Since the middle of June the course of affairs had turned rapidly in favour of the king, but he was still far from having recovered the position of strength which he occupied before the landing of Matilda. Oxford was still in her hands, and so was a large part of the west of England. The Earl of Chester was still on her side, though he had signified his willingness to change sides if he were properly received. Stephen had yet before him a hard task in recovering his kingdom, and he never accomplished it. The war dragged on its slow length for more than ten years. Its dramatic period, however, was now ended. Only the story of Matilda's flight from Oxford enlivens the later narrative. Siege and skirmish, treason and counter-treason, fill up the passing months, but bring the end no nearer, until the entry of the young Henry on the scene lends a new element of interest and decision to the dull movement of events.
At first after his release Stephen carried on the work of restoration rapidly and without interruption. London received him with joy. At Christmas time he wore his crown at Canterbury; he was probably, indeed, re-crowned by the archbishop, to make good any defect which his imprisonment might imply. Already, on December 7, a new council, assembling in Westminster, had reversed the decisions of the council of Winchester, and, supported by a new declaration of the pope in a letter to the legate, had restored the allegiance of the Church to Stephen. At the Christmas assembly Geoffrey de Mandeville secured from the king the reward of his latest shift of sides, in a new charter which increased a power already dangerous and made him an almost independent prince. In the creation of two new earls a short time before, William of Albini as Earl of Sussex or Arundel, and Gilbert of Clare as Earl of Hertford, Stephen sought to confirm a doubtful, and to reward a steady, support. No event of importance marks the opening months of 1142. Lent was spent in a royal progress through eastern England, where as yet the Empress had obtained no footing, to York. On the way, at Stamford, he seems to have recovered the allegiance of the Earl of Chester and of his brother, the Earl of Lincoln, a sure sign of the change which had taken place since the battle in which they had overcome him so disastrously a year before.

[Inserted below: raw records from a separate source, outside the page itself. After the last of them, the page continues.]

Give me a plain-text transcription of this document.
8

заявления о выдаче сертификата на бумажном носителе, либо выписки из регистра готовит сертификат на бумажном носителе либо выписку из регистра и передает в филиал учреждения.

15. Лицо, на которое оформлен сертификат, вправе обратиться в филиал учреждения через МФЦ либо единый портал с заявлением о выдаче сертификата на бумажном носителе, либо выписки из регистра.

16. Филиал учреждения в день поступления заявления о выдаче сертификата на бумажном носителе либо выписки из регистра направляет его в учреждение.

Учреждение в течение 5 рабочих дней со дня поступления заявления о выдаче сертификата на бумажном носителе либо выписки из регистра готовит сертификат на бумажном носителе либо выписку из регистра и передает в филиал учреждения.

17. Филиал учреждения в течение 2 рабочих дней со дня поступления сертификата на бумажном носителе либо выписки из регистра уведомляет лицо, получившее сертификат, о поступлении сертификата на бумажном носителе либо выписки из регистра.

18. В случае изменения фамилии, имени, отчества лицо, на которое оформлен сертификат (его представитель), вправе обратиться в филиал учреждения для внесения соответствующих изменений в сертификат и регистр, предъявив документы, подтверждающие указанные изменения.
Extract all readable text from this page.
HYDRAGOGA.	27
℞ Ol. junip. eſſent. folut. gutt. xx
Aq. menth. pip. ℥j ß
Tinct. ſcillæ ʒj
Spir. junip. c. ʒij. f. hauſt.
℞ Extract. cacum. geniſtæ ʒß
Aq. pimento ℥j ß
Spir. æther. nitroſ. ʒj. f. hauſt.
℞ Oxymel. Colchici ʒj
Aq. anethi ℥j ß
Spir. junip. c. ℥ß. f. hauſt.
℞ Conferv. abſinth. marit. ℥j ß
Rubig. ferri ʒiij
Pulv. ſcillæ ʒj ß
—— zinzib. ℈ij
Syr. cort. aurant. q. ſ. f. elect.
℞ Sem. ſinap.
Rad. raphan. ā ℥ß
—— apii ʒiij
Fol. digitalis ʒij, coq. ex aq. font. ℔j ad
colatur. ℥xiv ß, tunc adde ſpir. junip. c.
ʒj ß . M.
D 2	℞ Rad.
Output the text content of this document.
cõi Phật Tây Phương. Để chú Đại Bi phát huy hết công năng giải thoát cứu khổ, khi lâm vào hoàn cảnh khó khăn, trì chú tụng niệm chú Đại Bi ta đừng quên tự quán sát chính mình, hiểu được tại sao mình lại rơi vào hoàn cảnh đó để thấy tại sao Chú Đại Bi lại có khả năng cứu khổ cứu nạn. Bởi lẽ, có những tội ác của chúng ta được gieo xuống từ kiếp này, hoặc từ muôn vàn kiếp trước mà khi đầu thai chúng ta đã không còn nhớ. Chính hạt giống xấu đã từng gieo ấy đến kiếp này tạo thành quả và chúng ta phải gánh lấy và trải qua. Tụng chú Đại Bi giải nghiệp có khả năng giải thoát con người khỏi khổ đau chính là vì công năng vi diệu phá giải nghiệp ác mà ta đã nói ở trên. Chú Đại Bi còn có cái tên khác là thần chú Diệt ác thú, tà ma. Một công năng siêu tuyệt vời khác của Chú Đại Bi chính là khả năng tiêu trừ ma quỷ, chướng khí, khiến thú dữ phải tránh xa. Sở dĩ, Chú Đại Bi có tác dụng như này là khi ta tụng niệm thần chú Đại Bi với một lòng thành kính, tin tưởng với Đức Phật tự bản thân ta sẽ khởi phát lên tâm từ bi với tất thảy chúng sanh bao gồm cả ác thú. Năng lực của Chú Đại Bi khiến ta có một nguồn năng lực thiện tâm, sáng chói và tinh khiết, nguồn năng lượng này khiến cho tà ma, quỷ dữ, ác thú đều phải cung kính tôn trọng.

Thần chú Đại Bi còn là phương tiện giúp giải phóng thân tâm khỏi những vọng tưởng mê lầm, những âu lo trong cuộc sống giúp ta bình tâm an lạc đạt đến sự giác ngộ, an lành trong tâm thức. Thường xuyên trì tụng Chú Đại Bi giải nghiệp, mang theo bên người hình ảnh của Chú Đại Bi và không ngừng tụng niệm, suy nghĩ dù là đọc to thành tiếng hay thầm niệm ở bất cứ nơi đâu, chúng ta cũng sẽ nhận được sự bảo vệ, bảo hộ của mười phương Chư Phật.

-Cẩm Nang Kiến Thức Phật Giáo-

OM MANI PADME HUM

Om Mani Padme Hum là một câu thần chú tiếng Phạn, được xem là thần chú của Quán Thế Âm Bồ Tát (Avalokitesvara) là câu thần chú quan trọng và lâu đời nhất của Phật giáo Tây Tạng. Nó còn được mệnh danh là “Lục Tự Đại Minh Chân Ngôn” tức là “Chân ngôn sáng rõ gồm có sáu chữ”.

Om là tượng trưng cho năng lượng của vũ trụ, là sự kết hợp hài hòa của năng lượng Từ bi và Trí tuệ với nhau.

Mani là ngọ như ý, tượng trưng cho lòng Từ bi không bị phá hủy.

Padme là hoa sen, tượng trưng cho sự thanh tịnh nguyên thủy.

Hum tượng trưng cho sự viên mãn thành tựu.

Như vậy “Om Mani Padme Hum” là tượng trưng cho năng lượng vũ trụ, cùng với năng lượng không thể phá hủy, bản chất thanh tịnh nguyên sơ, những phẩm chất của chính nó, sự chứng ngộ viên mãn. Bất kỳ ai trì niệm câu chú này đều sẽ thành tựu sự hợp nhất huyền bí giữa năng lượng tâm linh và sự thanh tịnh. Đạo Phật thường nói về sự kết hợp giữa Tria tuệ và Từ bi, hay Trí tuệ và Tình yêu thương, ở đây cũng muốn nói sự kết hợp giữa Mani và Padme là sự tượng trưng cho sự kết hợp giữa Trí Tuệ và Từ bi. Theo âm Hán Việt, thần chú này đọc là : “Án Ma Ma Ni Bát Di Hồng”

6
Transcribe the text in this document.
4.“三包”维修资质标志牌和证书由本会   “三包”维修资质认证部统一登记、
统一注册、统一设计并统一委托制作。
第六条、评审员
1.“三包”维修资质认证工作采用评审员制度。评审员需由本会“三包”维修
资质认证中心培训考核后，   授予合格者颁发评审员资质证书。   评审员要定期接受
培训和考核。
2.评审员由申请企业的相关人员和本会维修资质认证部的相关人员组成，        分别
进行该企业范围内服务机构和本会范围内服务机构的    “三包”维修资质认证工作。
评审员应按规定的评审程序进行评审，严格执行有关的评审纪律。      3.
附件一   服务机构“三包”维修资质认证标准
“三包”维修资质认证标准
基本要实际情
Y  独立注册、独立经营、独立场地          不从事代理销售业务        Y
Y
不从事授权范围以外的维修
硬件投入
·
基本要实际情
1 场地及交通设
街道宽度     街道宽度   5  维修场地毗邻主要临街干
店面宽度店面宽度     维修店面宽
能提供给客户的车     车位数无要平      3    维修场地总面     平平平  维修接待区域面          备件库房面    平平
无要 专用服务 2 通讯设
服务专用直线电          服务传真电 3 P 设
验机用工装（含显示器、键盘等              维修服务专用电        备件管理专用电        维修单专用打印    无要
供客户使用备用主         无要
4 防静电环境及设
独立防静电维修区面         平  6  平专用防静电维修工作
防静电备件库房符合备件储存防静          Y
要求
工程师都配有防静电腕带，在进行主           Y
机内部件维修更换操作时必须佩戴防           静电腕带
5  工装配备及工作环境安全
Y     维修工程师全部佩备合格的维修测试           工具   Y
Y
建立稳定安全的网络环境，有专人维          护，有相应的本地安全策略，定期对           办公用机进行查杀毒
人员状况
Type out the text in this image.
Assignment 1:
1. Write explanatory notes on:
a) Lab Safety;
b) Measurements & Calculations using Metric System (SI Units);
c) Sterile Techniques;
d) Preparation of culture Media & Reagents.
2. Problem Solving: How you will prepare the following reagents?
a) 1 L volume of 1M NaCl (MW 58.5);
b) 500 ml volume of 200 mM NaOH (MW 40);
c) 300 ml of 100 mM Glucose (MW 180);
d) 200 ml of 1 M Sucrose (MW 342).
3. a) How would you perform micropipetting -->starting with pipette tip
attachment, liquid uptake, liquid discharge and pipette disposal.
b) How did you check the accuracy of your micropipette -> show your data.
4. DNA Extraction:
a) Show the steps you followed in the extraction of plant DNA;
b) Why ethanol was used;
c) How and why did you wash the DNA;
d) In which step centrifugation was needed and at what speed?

In the summer Stephen again assumed the offensive and pushed the attack on his enemies with energy and skill. After a series of minor successes he advanced against the Empress herself at Oxford, where she had made her headquarters since the loss of London. Her brother Robert, who was the real head of her party, was now in Normandy, whither he had gone to persuade Geoffrey to lend the support of his personal presence to his wife's cause in England, but he had made sure, as he believed, of his sister's safety before going. The fortifications of Oxford had been strengthened. The barons had pledged themselves to guard Matilda, and hostages had been exacted from some as a check on the fashion of free desertion. It seems to have been felt, however, that Stephen would not venture to attack Oxford, and there had been no special concentration of strength in the city; so that when he suddenly appeared on the south, having advanced down the river from the west, he was easily able to disperse the burghers who attempted to dispute his passage of the river, and to enter one of the gates with them in their flight. The town was sacked, and the king then sat down to a siege of the castle. The siege became a blockade, which lasted from the end of September to near Christmas time, though it was pushed with all the artillery of the age, and a blockade in which the castle was carefully watched day and night. Stephen seems to have changed his mind since the time when he had besieged Matilda in Arundel castle, and to have been now determined to take his rival prisoner. The barons who had promised to protect the Empress gathered at Wallingford, but did not venture to attempt a direct raising of the siege. Robert of Gloucester returned from Normandy about December 1, but Stephen allowed him to win a small success or two, and kept steadily to his purpose.